What are some of the best pieces of advice you’ve received and why do you consider them so valuable?
Be kind. I’ve come to believe that there’s probably nothing more important. It’s at the root of pretty much everything that’s good in the world, and the absence of kindness and empathy is the root of much that is evil.
If there was one skill you could teach everyone else what would it be and why?
To speak another language. (I’m not a teacher, though!) It’s a wonderful thing to be able to communicate with people in their own language, and being able to immerse yourself in another culture is a gift. Simply speaking a language other than your own opens you up to new possibilities; it’s a reaching out across borders, a broadening of the mind. It helps you explore and come to terms with the unfamiliar. And because all languages are constructed differently, they make us think differently when we speak them. Even our voices change!
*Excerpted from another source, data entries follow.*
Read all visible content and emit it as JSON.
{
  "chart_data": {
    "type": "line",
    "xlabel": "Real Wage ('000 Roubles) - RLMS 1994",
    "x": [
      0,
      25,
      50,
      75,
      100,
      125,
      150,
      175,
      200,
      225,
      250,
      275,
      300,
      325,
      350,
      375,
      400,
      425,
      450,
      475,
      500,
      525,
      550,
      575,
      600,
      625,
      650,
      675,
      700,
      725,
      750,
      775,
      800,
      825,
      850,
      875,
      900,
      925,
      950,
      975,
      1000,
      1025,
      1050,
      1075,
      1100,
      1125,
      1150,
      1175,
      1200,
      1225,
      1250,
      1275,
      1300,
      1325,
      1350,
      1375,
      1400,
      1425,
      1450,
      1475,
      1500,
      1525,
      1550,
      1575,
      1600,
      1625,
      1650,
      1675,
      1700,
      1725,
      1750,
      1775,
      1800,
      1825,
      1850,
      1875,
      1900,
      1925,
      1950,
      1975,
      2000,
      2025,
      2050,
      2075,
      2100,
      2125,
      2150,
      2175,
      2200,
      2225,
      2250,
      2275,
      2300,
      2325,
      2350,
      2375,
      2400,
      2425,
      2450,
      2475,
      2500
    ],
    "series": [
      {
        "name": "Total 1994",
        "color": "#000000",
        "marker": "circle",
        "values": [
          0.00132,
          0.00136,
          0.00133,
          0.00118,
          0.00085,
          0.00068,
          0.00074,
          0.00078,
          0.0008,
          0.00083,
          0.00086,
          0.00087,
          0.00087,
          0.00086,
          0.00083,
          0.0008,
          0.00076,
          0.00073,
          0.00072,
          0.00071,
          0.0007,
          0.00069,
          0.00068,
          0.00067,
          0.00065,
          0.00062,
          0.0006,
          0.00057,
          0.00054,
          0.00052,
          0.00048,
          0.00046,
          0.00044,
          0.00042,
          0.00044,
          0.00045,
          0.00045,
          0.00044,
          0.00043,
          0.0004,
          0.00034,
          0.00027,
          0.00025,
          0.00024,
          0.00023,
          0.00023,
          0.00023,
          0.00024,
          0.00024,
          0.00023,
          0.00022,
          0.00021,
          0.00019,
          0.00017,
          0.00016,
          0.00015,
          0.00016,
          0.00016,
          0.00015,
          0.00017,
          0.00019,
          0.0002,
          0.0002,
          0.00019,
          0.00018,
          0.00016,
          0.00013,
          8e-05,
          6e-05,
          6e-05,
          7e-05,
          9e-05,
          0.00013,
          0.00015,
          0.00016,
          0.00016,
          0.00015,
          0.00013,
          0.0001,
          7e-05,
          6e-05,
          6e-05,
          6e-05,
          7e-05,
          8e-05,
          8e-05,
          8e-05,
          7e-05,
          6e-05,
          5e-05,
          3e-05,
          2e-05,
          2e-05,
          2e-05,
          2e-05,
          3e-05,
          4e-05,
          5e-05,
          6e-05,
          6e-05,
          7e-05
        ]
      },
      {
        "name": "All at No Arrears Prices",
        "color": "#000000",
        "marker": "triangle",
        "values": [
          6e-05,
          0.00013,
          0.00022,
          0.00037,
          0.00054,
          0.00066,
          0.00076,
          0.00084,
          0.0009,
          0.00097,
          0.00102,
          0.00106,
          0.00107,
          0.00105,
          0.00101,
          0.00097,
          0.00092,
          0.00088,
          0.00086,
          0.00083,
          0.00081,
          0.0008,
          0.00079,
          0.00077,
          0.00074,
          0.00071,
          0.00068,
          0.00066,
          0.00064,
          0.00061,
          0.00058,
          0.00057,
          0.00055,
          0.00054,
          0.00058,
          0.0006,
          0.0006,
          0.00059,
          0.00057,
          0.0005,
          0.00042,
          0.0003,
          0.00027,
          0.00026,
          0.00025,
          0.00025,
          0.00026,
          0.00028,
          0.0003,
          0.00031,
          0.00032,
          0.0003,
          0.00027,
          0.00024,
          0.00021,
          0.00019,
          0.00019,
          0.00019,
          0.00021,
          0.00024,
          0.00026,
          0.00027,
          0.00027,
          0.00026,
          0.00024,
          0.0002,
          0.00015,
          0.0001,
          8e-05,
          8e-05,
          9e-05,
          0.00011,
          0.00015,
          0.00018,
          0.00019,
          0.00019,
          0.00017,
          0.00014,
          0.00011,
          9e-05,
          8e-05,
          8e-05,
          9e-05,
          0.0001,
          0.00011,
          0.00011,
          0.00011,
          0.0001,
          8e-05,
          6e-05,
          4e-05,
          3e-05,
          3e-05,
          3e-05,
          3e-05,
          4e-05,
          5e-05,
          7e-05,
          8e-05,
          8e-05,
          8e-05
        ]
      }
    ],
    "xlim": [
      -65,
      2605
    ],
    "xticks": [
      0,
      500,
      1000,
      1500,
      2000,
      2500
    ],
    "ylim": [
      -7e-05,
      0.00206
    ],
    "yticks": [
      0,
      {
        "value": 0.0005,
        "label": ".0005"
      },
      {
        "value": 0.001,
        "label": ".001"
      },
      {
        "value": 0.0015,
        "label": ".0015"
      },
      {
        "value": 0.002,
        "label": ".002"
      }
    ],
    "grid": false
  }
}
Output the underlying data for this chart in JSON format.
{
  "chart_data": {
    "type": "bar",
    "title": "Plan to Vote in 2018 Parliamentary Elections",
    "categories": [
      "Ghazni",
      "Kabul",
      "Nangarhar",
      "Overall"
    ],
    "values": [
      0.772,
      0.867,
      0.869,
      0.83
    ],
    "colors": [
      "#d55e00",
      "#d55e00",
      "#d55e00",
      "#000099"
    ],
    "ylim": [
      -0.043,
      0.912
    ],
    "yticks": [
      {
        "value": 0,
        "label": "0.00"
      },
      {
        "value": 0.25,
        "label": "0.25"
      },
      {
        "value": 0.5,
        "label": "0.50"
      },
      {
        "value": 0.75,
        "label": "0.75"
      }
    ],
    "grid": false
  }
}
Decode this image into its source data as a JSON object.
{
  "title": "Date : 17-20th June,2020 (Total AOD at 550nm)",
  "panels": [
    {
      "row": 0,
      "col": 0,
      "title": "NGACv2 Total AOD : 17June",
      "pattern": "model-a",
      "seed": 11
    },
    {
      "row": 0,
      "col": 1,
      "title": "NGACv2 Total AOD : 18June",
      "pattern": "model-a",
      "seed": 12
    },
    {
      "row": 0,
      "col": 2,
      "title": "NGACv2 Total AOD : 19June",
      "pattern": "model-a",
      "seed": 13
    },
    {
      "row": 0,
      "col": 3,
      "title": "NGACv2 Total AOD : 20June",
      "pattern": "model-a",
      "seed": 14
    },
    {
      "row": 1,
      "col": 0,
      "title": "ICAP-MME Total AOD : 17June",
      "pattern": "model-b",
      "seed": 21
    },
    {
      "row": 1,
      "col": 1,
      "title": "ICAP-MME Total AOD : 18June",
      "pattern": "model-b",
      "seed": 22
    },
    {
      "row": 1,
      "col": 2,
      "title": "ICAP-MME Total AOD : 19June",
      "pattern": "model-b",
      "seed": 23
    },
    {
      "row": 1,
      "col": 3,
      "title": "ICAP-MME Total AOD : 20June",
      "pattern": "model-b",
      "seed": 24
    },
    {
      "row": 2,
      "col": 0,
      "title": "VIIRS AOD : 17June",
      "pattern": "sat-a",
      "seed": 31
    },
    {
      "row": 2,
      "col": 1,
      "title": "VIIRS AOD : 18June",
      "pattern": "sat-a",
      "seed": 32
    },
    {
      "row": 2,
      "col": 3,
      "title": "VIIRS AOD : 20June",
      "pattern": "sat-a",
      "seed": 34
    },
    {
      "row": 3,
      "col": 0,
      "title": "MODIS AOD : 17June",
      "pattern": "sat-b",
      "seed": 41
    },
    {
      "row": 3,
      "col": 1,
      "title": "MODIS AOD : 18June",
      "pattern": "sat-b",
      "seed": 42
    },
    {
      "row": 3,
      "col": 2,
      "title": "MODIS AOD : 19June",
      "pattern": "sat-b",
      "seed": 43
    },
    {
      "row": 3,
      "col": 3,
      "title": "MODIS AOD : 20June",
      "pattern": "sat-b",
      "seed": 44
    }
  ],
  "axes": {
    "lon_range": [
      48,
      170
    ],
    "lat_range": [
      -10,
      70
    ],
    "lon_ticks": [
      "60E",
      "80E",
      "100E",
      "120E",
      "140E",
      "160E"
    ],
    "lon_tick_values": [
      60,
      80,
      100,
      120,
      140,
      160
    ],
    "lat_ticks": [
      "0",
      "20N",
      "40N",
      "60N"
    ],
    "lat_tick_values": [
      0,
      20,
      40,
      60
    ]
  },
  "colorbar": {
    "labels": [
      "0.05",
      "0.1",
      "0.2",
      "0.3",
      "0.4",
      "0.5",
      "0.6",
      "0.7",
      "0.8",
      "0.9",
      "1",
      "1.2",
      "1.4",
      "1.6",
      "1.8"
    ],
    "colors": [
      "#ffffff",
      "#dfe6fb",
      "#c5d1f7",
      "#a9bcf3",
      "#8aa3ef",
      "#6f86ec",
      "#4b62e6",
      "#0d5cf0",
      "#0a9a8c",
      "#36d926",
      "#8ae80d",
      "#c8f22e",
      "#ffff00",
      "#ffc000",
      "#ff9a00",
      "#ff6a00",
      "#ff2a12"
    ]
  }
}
Speaking and working with languages has hugely enriched my life – I’ve made friends, travelled to, lived and worked in places that I would never have found if I hadn’t spoken the language or been prepared to learn. And it’s fun! It makes me sad that fewer and fewer people are studying languages these days, at school and then at university. It’s a real plus in the job market, too – the UK seriously lacks linguists.
Of all the books you have ever read, which ones stand out as the ones you would recommend, and why?
This is a very difficult question to ask of someone who works with books for a living! There are so many… I usually recommend books to specific people based on what I think they’ll enjoy, and what I’ve read recently, so I find it hard to generalise. Right now, I’ll recommend David Nicholls’ Sweet Sorrow, because it’s lovely and funny and life-affirming, and I found it very comforting to read during lockdown. Other than that, I’ll be cheeky and recommend two books I love that I was also privileged to translate: Robert Seethaler’s beautiful, touching novella A Whole Life, set in the Austrian Alps, and the epic Georgian/Soviet family saga The Eighth Life by Nino Haratischvili.
Finally, tell us about something you’re excited for right now
My sister and her boyfriend are getting married in September. I won’t be able to go, as I’ll still be rebuilding my immune system and will have to keep shielding, but I’m very excited for them. I’m also looking forward to finding out which of my colleagues wins the International Booker Prize this year. It’s awarded equally to the author and translator of a book translated into but not originally written in English, and the announcement is on 26th August.
And, like so many others, I’m cautiously excited about the Oxford COVID vaccine. We desperately need one. I hope it works.